El «escándalo» de Abu Ghraib
El 28 de abril de 2004 el programa 60 Minutes de CBS News emitió un segmento sobre la prisión de Abu Ghraib, en el que se revelaban por primera vez fotos de los tipos de tortura que allí se habían perpetrado. Algunas de esas imágenes, ahora famosas, incluían a un prisionero con capucha negra al que hacían permanecer de pie sobre una caja, con los brazos extendidos y cables eléctricos atados a las manos; prisioneros desnudos apilados unos sobre otros en una estructura piramidal; y un prisionero en mono de rodillas al que amenazaban con un perro. Además de esas perturbadoras imágenes, varias fotos incluían a militares estadounidenses sonriendo o posando con signos de pulgar hacia arriba, indicios de que parecían sentir placer con la humillación y tortura de esos prisioneros iraquíes y de que las fotos estaban destinadas a ser vistas.
Una vez que esas fotos salieron a la luz, se produjo una indignación generalizada en todo el mundo en lo que se conoció como el escándalo de Abu Ghraib. Sin embargo, la palabra «escándalo» sigue centrando la atención en esas fotos y no en la violencia que sufrieron las víctimas o en el hecho de que, dos décadas después, no ha habido ninguna rendición de cuentas por parte de los funcionarios del gobierno que sancionaron una atmósfera propicia para la tortura.

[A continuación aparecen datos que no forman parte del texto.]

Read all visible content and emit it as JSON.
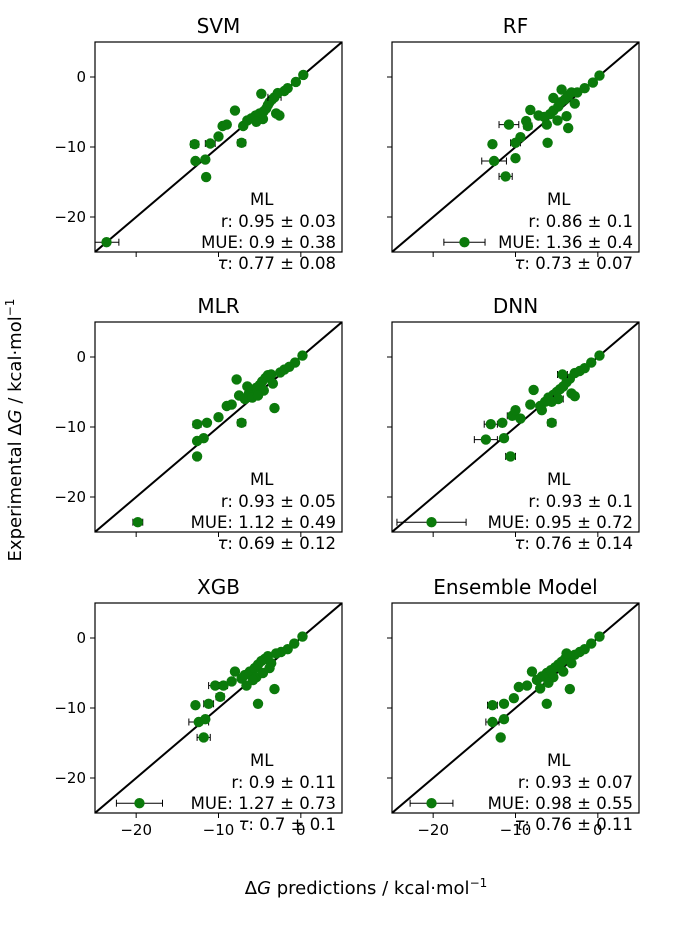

Gracias a la existencia de la Ley Federal de Reclamaciones por Agravios, todas las demandas contra el gobierno federal, cuando se trataba de Abu Ghraib, fueron desestimadas. El gobierno tampoco proporcionó ninguna compensación o reparación a los supervivientes de Abu Ghraib, incluso después de que, en 2022, el Pentágono hiciera público un plan para minimizar los daños a los civiles en las operaciones militares estadounidenses. Sin embargo, existe una demanda civil presentada en 2008 –Al Shimari vs. CACI– interpuesta en nombre de tres demandantes contra el papel desempeñado por el contratista militar CACI en las torturas de Abu Ghraib. Aunque CACI intentó en veinte ocasiones que se desestimara el caso, el juicio -el primero que aborda los malos tratos infligidos a los detenidos de Abu Ghraib- comenzó finalmente a mediados de abril en el Tribunal del Distrito Este de Virginia. Si los demandantes consiguen una sentencia a su favor, será un paso bienvenido hacia cierta apariencia de justicia. Sin embargo, para otros supervivientes de Abu Ghraib, cualquier perspectiva de justicia sigue siendo, en el mejor de los casos, improbable.
El camino a Abu Ghraib
«Mi impresión es que de lo que se ha acusado hasta ahora es de abuso, que creo que técnicamente es diferente de tortura… Y por tanto, no voy a abordar la palabra ‘tortura’». Así se expresó el secretario de Defensa Donald Rumsfeld en una rueda de prensa en 2004. Por supuesto, ni siquiera mencionó que él y otros miembros de la administración del presidente George W. Bush habían hecho todo lo posible no sólo para autorizar brutales técnicas de tortura en su «Guerra Global contra el Terror», sino para elevar drásticamente el umbral de lo que podría considerarse tortura.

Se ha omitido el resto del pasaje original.